The news that the Catholic Adoption Agencies had lost their their case before the Charity Tribunal is sad but was certainly not unexpected, at least as far as I was concerned.
What the agencies were trying to do was to change their objects so as to add the following
"The Charity shall only provide adoption services to heterosexuals and such services to heterosexuals shall only be provided in accordance with the tenets of the Church. For the avoidance of doubt the Roman Catholic Bishop of Leeds from time to time shall be the arbiter of whether such services and the manner of their provision fall within the tenets of the Church"
They argued that this would enable them to operate because of the exemption for Charities under reg 18 of the Sexual Orientation Regulations 2007
which say
"18.—(1) Nothing in these Regulations shall make it unlawful for a person to provide benefits only to persons of a particular sexual orientation, if—
(a) he acts in pursuance of a charitable instrument, and
(b) the restriction of benefits to persons of that sexual orientation is imposed by reason of or on the grounds of the provisions of the charitable instrument"
From a legal point of view the Tribunals decision seems to me to be very questionable, the Tribunal said (para 21)
"regulation 18 could not be relied upon by the Appellant to permit activity which was no longer permitted, or which was made unlawful, by another regulation. As the Preliminary Ruling made clear, this was because the Tribunal understood regulation 18 to permit discrimination by charities only when their activities did not stray into the areas covered by the other regulations"
Frankly that is a legally fatuous remark and completely circular reasoning since if reg 18 only applies to activities which are not covered by the SOR's anyway then why would any Charity need to rely on reg 18 at all ? Before the comments section of this Blog gets overload I should add at this point that reg 18 is not some sinister " legal loophole" in the SOR's designed by cunning homophobes, it is the standard type of exemption given to Charities in every other area of Discrimination legislation so as to permit Charities(and we are only talking about Charities) to offer specific services to Women/Specific Races/Specific Nationalities/People with specific disabilities etc. If the Charity Tribunal decision stands unchallenged then every other Charity is now subject to every other type of Anti-Discrimination legislation and, incidentally, the commission decision makes it more difficult for there to be specific Charities providing services for Gay and Lesbian people.
However the irony is that even had the Catholic Charities won their case before the Tribunal it would have been a pyrrhic victory.
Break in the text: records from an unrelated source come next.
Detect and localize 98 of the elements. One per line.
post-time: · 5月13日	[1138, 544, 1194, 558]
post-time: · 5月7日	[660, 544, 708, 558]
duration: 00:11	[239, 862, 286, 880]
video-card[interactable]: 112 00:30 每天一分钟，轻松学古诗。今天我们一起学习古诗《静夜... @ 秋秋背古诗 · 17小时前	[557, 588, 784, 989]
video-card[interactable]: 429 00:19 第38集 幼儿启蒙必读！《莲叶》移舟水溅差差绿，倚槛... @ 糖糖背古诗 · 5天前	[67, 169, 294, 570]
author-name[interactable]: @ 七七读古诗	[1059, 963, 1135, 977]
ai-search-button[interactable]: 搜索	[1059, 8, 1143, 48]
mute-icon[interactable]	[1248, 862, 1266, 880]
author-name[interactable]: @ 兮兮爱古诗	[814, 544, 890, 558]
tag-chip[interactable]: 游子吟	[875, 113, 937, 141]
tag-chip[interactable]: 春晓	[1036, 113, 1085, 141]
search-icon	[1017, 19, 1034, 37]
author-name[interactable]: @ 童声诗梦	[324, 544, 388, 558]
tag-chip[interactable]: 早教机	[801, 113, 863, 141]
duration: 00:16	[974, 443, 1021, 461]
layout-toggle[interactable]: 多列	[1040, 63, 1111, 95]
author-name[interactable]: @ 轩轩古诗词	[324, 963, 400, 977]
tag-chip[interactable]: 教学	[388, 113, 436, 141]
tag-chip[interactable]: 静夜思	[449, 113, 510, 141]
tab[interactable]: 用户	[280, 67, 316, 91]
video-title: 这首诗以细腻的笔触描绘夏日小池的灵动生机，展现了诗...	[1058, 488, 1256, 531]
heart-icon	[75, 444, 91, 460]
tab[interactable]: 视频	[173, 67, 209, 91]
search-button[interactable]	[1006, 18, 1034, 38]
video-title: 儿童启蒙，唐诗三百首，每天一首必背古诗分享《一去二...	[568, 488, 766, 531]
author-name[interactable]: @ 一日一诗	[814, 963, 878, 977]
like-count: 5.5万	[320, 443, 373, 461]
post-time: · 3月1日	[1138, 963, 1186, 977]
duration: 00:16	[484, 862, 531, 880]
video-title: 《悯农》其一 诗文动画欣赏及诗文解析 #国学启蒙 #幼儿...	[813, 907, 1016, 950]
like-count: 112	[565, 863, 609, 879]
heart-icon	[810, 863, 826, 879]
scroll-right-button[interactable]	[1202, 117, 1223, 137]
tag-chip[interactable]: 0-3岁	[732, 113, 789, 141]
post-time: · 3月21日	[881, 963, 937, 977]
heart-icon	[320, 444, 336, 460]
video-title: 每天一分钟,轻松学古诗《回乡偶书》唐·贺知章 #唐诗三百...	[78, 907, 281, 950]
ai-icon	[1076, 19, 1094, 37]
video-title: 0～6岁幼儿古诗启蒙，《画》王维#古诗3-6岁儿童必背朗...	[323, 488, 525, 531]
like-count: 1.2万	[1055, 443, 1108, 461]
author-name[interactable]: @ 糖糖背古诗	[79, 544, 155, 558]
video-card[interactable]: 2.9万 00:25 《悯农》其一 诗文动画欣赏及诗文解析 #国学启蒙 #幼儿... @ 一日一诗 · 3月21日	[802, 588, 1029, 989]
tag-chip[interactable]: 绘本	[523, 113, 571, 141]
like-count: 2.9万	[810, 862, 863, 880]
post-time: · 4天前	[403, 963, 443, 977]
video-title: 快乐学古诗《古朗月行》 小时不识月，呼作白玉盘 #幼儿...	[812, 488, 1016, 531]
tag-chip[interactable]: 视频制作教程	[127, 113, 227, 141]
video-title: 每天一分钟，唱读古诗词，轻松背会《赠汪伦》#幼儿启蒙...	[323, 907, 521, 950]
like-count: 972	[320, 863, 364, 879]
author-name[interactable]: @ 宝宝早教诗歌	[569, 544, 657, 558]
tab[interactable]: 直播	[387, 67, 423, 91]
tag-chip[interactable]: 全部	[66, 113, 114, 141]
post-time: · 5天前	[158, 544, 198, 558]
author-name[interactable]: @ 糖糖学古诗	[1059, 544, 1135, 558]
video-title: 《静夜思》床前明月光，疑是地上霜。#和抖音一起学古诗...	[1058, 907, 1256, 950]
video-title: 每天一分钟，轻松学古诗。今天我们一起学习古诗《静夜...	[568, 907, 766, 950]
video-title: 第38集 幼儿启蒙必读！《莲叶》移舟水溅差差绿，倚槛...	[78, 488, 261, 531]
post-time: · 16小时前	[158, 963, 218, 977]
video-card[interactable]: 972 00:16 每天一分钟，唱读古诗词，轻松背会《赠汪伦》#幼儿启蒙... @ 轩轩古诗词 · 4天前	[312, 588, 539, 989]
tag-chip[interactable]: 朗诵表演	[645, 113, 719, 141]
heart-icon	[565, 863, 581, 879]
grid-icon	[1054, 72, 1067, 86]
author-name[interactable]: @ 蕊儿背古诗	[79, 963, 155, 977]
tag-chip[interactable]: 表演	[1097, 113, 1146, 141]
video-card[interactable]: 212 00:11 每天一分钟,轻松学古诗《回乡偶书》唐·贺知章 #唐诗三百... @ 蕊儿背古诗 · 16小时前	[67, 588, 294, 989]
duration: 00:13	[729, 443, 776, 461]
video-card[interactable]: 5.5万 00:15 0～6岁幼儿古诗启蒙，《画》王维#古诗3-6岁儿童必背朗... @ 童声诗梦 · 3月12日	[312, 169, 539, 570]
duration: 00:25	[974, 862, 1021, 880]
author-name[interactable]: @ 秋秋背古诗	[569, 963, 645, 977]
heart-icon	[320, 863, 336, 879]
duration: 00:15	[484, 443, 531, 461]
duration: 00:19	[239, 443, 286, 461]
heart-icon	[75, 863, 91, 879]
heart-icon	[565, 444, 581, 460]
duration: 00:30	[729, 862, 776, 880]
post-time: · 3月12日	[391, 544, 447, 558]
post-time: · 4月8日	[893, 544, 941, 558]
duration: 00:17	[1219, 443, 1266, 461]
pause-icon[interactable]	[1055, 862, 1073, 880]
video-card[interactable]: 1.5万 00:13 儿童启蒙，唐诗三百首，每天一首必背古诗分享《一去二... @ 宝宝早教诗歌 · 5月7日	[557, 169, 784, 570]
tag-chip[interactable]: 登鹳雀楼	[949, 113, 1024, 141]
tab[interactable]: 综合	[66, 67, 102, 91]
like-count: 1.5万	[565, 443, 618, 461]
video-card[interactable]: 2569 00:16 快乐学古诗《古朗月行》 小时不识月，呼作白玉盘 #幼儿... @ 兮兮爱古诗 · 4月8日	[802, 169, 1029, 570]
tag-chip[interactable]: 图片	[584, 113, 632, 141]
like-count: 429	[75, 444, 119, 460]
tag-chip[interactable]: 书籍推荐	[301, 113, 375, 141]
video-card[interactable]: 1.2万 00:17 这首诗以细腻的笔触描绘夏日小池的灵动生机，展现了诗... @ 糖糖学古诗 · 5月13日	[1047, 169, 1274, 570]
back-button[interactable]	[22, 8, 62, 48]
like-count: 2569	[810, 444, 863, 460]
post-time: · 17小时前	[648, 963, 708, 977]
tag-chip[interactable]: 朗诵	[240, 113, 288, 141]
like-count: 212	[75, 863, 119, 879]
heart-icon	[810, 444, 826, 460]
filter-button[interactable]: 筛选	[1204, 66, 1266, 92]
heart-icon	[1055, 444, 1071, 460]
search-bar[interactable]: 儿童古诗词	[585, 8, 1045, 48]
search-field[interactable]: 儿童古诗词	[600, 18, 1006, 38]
As the Tribunal pointed out local authorities would refuse to deal with an Adoption Agency which was clearly and directly discriminatory in its objects and the Agency in that situation would have had no way to challenge such a refusal by a local authority.
Leaving aside the fact that the potential views of local authorities should have been irrelevant to the decision the Tribunal was supposed to be making which was whether the proposed change in objects was legal or not; the Tribunal was undoubtedly correct in their analysis. That is why I, as Director of the Thomas More Legal Centre have been advising Adoption Agencies for a year that they should amend their objects to read as follows
"The Charity shall not have power to engage in any activity which it knows, or reasonably believes, is contrary to the teaching of the Catholic Church; the formal opinion of the Bishop of [ ] shall be final in any question as to what is the teaching of the Catholic Church”
Such a provision in the objects of the Charity would, of course, have prevented them choosing either same sex, or unmarried heterosexual couples, as adoptive parents and they would have had to concentrate on married couples who according to the teachings of the Church (and millenia of human experience) are the appropriate unit to raise and nurture children. Had a local authority then refused to deal with one of the Catholic Agencies then the local authority would itself have been acting illegally by engaging in Religious Discrimination. Why none of the Catholic Agencies even tried this route I do not know. It certainly could not have been any more unsuccessful than the route they did choose.